Surface modification agents (SMAs) and their coating onto proppant have been used in thousands of wells in the past 10 years resulting in significant improvement in productivity in terms of production rates and duration. In a recent field study1 involving more than 100 well stimulations, these SMAs were found to dramatically enhance the recovery of aqueous-based fracturing fluids during well cleanup following the fracturing treatments. This paper describes how a simple modification to proppant surfaces resulted in these dramatic post-frac well cleanups and subsequent well productivity. A comparison of laboratory results along with actual case histories will help explain the significant improvement in hydrocarbon production observed in fracture stimulated wells using SMA-coated proppant.
Introduction
More than 10 years ago, the concept of coating proppant with a surface modification agent (SMA) to stabilize the proppant pack and formation/proppant pack interface was introduced. Since that time, widespread use of this technology to sustain fracture conductivity has demonstrated excellent results. Numerous papers2–5 have described the mechanism by which SMA materials function to provide sustained conductivity, and in some cases, enhanced conductivity.
Initially, the SMA material was described as a "nonhardening resin manufactured from renewable resources."3 A particularly useful SMA was made6 from "tall oil," a byproduct of the paper and pulp industry; this SMA combined surface activity with a polymeric material. The polymer is insoluble in both water and oil, but is soluble in a few highly oxygenated solvents, which makes it particularly suited for treating proppant. It is described as thermally stable, with a polar polyamide backbone with long, pendent fatty chains. The polar polyamide portion of the polymer tends to adsorb strongly on mineral surfaces while the hydrophobic fatty chains tend to extend away from the mineral surface. This leaves the mineral surface highly hydrophobic, hydrophobic and sticky to the touch.
The SMA coating on proppant changes the interaction of the proppant with its surroundings in several ways. The first is to cause the surfaces to become tacky, causing a significant decrease in the tendency of proppant to flow out of a fracture. It has been reported7 that even with fracture closure, there is a significant tendency for proppant to flow back, and that this tendency increases with closure stress. In fact, the application of SMA has been shown2 to increase the critical fluid flow rate required to initiate proppant flowback by 3 to 5 times that of uncoated proppant.

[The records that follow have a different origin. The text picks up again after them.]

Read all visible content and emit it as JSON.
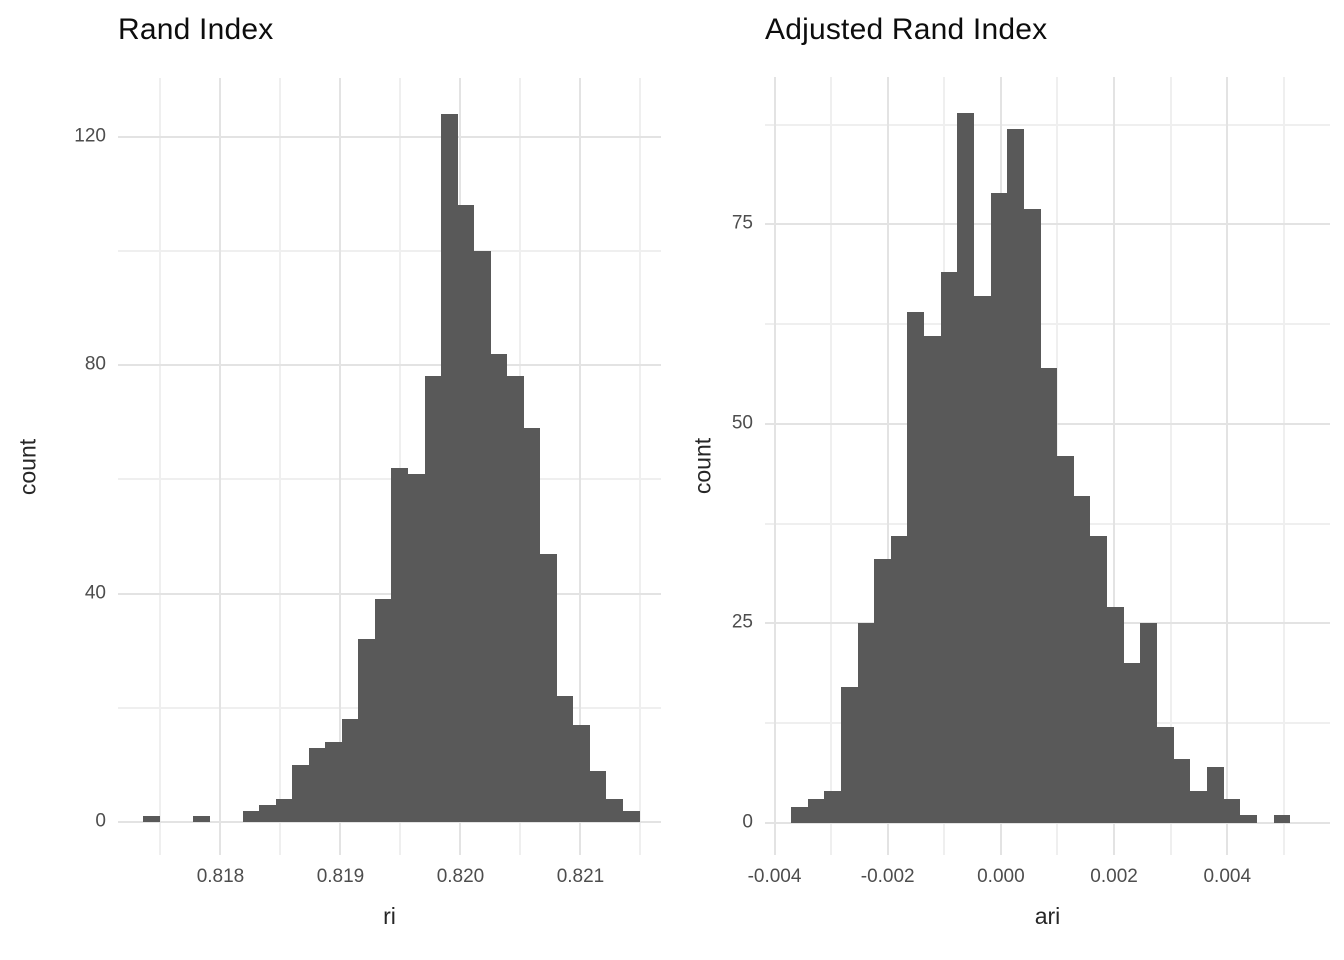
{
  "figure": {
    "background": "#ffffff"
  },
  "chart_data": [
    {
      "type": "histogram",
      "title": "Rand Index",
      "xlabel": "ri",
      "ylabel": "count",
      "bar_color": "#595959",
      "grid": {
        "major_color": "#e3e3e3",
        "minor_color": "#efefef",
        "grid_on": true
      },
      "legend": "none",
      "x_domain": [
        0.817146,
        0.821671
      ],
      "y_domain": [
        -5.78,
        130.25
      ],
      "x_ticks": [
        {
          "v": 0.818,
          "label": "0.818"
        },
        {
          "v": 0.819,
          "label": "0.819"
        },
        {
          "v": 0.82,
          "label": "0.820"
        },
        {
          "v": 0.821,
          "label": "0.821"
        }
      ],
      "y_ticks": [
        {
          "v": 0,
          "label": "0"
        },
        {
          "v": 40,
          "label": "40"
        },
        {
          "v": 80,
          "label": "80"
        },
        {
          "v": 120,
          "label": "120"
        }
      ],
      "x_minor": [
        0.8175,
        0.8185,
        0.8195,
        0.8205,
        0.8215
      ],
      "y_minor": [
        20,
        60,
        100
      ],
      "bins": {
        "start": 0.817358,
        "width": 0.0001378
      },
      "counts": [
        1,
        0,
        0,
        1,
        0,
        0,
        2,
        3,
        4,
        10,
        13,
        14,
        18,
        32,
        39,
        62,
        61,
        78,
        124,
        108,
        100,
        82,
        78,
        69,
        47,
        22,
        17,
        9,
        4,
        2
      ],
      "total_n": 1000
    },
    {
      "type": "histogram",
      "title": "Adjusted Rand Index",
      "xlabel": "ari",
      "ylabel": "count",
      "bar_color": "#595959",
      "grid": {
        "major_color": "#e3e3e3",
        "minor_color": "#efefef",
        "grid_on": true
      },
      "legend": "none",
      "x_domain": [
        -0.004168,
        0.005815
      ],
      "y_domain": [
        -4.05,
        93.49
      ],
      "x_ticks": [
        {
          "v": -0.004,
          "label": "-0.004"
        },
        {
          "v": -0.002,
          "label": "-0.002"
        },
        {
          "v": 0,
          "label": "0.000"
        },
        {
          "v": 0.002,
          "label": "0.002"
        },
        {
          "v": 0.004,
          "label": "0.004"
        }
      ],
      "y_ticks": [
        {
          "v": 0,
          "label": "0"
        },
        {
          "v": 25,
          "label": "25"
        },
        {
          "v": 50,
          "label": "50"
        },
        {
          "v": 75,
          "label": "75"
        }
      ],
      "x_minor": [
        -0.003,
        -0.001,
        0.001,
        0.003,
        0.005
      ],
      "y_minor": [
        12.5,
        37.5,
        62.5,
        87.5
      ],
      "bins": {
        "start": -0.003709,
        "width": 0.000294
      },
      "counts": [
        2,
        3,
        4,
        17,
        25,
        33,
        36,
        64,
        61,
        69,
        89,
        66,
        79,
        87,
        77,
        57,
        46,
        41,
        36,
        27,
        20,
        25,
        12,
        8,
        4,
        7,
        3,
        1,
        0,
        1
      ],
      "total_n": 1000
    }
  ]
}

Proppant pack stability is important in many cases. High stress, coupled with stress cycling, can lead to proppant crushing, and subsequent migration of fines formed by proppant crushing and bridging off, eventually plugging the pack's permeability. The tendency for crushed proppant fines to migrate is mitigated by the application of SMA to the surface of proppant as it is used in the fracture treatment. The same application of SMA to proppant can also be utilized to prevent formation fines from migrating into the proppant pack, thereby conserving the effective fracture width. This application has found widespread use in poorly consolidated formations completed using frac-pack completions. In these applications, greater than normal fracture conductivity can be achieved by using a proppant size larger than normally recommended to prevent formation fines invasion as the SMA-coated proppant traps the formation fines at the formation/fracture pack interface.3
Application of SMA-coated proppant in coalbed methane producers was found to provide long-term coal fines control.8 Without SMA, typical fracture stimulation treatments in these applications required frequent refracturing. In the SMA treatment's ability to affect fracture sustainability, it was observed that the load recovery from the frac treatment, and the dewatering process, were both significantly accelerated.
Coating SMA onto off-spec, small-sized proppants for use in water fracture stimulation treatments has in some areas delivered acceptable conductivity, even with these poorer grades of proppant. It was further observed that significantly improved fracture fluid recovery was obtained during these treatments.
This paper presents field and lab data demonstrating that coating proppant with SMA can impact fracture fluid recovery and suggests some possible mechanisms to support these observations.